顺着月光,宫远徵看着床上睡得安详的女孩,目光里带着柔情,从女孩的眉心往下看,浓密而长的眼睫此时安静的垂落着,鼻间的呼吸平缓而绵长。
目光最后落在少女的唇瓣上,他停顿了许久,最后站起身,朝门外走去。
角宫,下人又换过一支灯烛,房内更亮了。
宫尚角仍在翻看名册,宫远徵阴沉着脸推门而进。
“怎么了?”看他一脸郁闷,宫尚角问。宫远徵怒气未消,胸口起伏:“我在药房撞到了云为衫,抓她制毒抓个现行,结果宫子羽冲我耍执刃的威风,生生把她带走了。”
听他这样说,宫尚角的眼睛微微一亮,合上名册,抬起头:“云为衫?制毒?”
“没错,我看了她的药渣,有山栀、炙甘草、冬虫琥珀……煎煮时还配了朱砂和硝石,这分明就是要配极寒的至阴之毒啊。”
两人说到云为衫,想了想,宫远徵总觉得可疑,觉得不吐不快:“对了,哥,云为衫配药的药方非常复杂,并非寻常人家能够掌握,而且我刚刚和她交手了,她的功夫并不差,我感觉她不像是梨溪镇的云家小姐。”
一个大家闺秀,不仅习武,还懂配药,怎么想都很可疑。宫尚角却早有所料一般:“她当然不是云家小姐。只是目前她的身份没有任何破绽,加上宫子羽死命护她,没有真凭实据,很难动她分毫。”

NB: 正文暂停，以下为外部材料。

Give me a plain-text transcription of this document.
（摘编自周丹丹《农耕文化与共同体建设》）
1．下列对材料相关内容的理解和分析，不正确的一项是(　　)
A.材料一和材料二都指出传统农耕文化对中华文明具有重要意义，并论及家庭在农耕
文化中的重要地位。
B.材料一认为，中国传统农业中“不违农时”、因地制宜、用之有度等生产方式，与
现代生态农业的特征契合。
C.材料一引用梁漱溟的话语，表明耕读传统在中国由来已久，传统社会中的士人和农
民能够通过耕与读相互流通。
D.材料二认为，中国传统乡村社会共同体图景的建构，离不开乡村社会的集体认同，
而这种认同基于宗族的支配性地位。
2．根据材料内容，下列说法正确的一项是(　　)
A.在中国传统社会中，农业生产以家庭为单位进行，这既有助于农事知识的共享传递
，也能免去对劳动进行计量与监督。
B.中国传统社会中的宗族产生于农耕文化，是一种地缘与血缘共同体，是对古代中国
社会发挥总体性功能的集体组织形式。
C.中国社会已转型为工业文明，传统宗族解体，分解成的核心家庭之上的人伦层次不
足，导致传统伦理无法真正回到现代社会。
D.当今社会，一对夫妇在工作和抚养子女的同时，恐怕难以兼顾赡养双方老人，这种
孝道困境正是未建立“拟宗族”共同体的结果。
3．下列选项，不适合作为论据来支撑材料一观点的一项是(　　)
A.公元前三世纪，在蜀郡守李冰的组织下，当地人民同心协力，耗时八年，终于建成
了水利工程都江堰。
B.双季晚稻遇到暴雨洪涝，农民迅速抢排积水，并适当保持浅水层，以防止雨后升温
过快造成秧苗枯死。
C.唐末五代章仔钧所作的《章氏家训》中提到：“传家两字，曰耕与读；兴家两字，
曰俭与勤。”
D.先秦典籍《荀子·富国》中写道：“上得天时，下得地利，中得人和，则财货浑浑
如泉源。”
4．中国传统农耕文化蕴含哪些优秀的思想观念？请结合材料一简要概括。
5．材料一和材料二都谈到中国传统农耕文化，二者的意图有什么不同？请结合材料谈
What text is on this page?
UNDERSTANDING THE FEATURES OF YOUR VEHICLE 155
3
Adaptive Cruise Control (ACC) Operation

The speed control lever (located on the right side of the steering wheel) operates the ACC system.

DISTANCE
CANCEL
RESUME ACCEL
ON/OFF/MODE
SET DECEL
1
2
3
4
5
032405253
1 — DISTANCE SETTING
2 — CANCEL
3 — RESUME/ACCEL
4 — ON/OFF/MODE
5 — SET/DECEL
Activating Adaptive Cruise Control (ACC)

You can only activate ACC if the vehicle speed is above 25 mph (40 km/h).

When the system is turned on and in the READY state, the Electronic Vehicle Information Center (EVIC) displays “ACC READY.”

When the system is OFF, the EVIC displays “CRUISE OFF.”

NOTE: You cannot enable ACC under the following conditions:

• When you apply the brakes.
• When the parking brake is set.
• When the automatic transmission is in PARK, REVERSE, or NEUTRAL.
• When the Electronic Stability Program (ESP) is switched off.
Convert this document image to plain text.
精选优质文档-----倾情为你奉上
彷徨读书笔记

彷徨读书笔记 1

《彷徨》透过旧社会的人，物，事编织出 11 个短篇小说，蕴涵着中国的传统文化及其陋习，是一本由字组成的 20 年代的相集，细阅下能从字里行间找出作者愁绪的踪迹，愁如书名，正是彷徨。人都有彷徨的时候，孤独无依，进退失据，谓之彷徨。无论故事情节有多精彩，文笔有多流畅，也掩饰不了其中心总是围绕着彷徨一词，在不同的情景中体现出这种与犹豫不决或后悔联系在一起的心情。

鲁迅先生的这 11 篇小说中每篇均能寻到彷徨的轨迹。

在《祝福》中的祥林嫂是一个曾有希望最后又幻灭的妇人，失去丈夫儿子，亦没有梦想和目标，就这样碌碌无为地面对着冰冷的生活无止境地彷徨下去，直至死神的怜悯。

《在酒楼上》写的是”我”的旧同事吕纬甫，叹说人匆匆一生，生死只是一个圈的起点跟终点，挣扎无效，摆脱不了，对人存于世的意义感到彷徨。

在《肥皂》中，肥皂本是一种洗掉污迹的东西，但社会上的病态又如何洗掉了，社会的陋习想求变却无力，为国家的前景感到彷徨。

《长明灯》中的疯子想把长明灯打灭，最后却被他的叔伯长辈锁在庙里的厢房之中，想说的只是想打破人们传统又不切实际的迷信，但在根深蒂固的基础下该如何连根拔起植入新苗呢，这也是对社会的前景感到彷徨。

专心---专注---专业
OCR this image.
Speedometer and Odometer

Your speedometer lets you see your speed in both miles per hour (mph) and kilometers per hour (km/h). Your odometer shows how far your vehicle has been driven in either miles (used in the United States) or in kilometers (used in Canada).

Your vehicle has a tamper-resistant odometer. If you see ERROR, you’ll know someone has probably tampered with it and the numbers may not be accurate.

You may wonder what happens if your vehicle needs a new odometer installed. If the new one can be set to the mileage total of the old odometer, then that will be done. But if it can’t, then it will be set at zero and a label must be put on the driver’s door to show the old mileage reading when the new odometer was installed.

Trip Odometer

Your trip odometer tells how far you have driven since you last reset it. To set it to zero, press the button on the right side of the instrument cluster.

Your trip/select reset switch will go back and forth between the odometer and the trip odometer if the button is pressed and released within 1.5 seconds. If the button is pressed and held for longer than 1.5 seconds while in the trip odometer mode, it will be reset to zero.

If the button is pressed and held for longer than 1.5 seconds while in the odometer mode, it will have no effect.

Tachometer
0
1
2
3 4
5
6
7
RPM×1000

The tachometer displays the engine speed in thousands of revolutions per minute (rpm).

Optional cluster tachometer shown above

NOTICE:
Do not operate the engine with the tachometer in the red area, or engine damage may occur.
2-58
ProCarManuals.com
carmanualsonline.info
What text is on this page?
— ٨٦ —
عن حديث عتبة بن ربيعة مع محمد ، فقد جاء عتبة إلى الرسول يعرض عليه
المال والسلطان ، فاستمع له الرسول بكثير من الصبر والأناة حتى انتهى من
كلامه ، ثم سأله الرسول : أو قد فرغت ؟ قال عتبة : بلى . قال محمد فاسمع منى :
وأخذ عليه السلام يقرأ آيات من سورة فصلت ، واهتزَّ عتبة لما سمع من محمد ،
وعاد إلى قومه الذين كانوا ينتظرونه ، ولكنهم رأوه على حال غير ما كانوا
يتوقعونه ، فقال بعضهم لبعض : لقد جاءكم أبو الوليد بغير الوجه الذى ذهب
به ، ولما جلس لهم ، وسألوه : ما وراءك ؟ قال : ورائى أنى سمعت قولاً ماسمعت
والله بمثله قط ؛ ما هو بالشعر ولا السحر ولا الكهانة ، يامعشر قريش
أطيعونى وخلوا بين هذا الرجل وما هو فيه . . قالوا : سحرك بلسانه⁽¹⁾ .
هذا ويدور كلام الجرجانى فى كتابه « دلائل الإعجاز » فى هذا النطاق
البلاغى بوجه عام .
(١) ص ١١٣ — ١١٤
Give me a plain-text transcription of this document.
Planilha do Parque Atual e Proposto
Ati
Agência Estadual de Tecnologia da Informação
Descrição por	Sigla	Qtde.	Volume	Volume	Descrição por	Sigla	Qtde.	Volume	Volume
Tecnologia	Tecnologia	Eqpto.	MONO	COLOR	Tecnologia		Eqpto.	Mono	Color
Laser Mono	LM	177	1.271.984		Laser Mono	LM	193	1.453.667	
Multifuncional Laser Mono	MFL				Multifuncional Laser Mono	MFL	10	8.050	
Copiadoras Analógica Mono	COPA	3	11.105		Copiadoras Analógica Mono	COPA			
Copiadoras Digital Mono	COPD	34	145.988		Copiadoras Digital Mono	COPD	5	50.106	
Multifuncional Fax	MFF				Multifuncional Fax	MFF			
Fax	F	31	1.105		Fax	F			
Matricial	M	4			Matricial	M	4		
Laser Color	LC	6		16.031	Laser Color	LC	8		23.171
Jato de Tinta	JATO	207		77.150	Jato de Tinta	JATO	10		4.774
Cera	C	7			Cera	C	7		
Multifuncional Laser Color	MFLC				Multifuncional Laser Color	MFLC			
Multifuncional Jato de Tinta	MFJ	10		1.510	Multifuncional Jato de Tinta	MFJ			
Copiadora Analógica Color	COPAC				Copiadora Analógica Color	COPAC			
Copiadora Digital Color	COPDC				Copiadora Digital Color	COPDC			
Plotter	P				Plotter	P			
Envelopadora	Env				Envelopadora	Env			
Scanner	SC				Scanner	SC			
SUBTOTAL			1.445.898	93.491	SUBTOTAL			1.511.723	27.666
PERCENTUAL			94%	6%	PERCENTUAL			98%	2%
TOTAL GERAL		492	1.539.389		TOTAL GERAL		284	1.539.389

他目光隐隐流动着不易察觉的森冷,“不过冬日里霜露重,夜路走多了,自然会湿鞋。”宫远徵同样露出了莫测的笑容。
宫远徵向宫尚角说了云知薇在医馆的事,只是略过了屋顶上的事。
“哥,你觉得云知薇可信吗?”宫远徵手拿茶杯,指腹轻点茶杯壁,垂下眼睑,漫不经心道。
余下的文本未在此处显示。